À Port-au-Prince, le chef du BINUH, Carlos Ruiz Massieu, a résumé la gravité de la situation : « la population continue de payer un tribut inacceptable à la violence ».
Le 25 août, le secrétaire général de l’OEA, Albert Ramdin, avait lui aussi condamné avec force l’attaque de Kenscoff, qualifiant son coût humain et psychologique de « dévastateur et totalement inacceptable ». Il a appelé les partenaires internationaux à honorer leurs engagements envers la FRG, estimant que « la communauté internationale doit passer des promesses à une mise en œuvre concrète ».
Washington a également condamné fermement l’attaque contre la communauté agricole de Kenscoff et réaffirmé son soutien aux efforts de sécurité dirigés par les Haïtiens.
L’Union européenne, la France, l’Espagne et le Canada ont, eux aussi, condamné les violences.
Amnesty International réclame de son côté justice et protection pour les populations victimes.
Kenscoff, le test de vérité
Le massacre de Kenscoff place désormais l’État haïtien et ses partenaires internationaux devant une obligation qui dépasse les communiqués.
Des milliers de policiers et de militaires peuvent être mobilisés.

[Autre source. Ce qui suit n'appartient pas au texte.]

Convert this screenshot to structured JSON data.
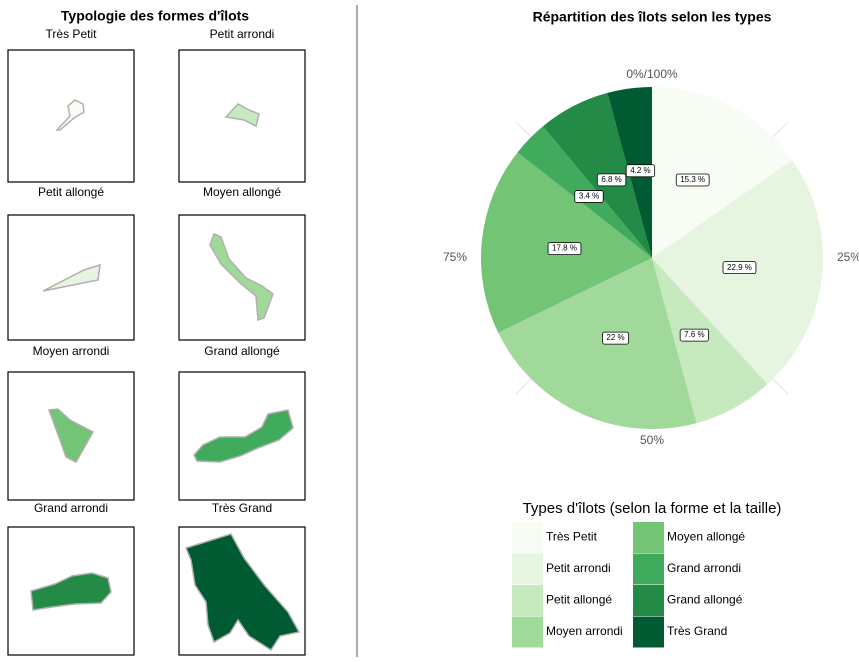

Une force internationale peut être renforcée. Des réunions de commandement peuvent se multiplier. Mais pour les habitants de Kenscoff, la véritable mesure de la réponse sera le retour de la sécurité sur le terrain.
Après quatre années de demandes, de résolutions, de missions internationales et de promesses de renforcement, Kenscoff pourrait devenir le test de vérité de la nouvelle architecture sécuritaire haïtienne.
Cette fois, les populations n’attendent plus seulement des annonces.
Elles attendent que l’État arrive. Et qu’il reste.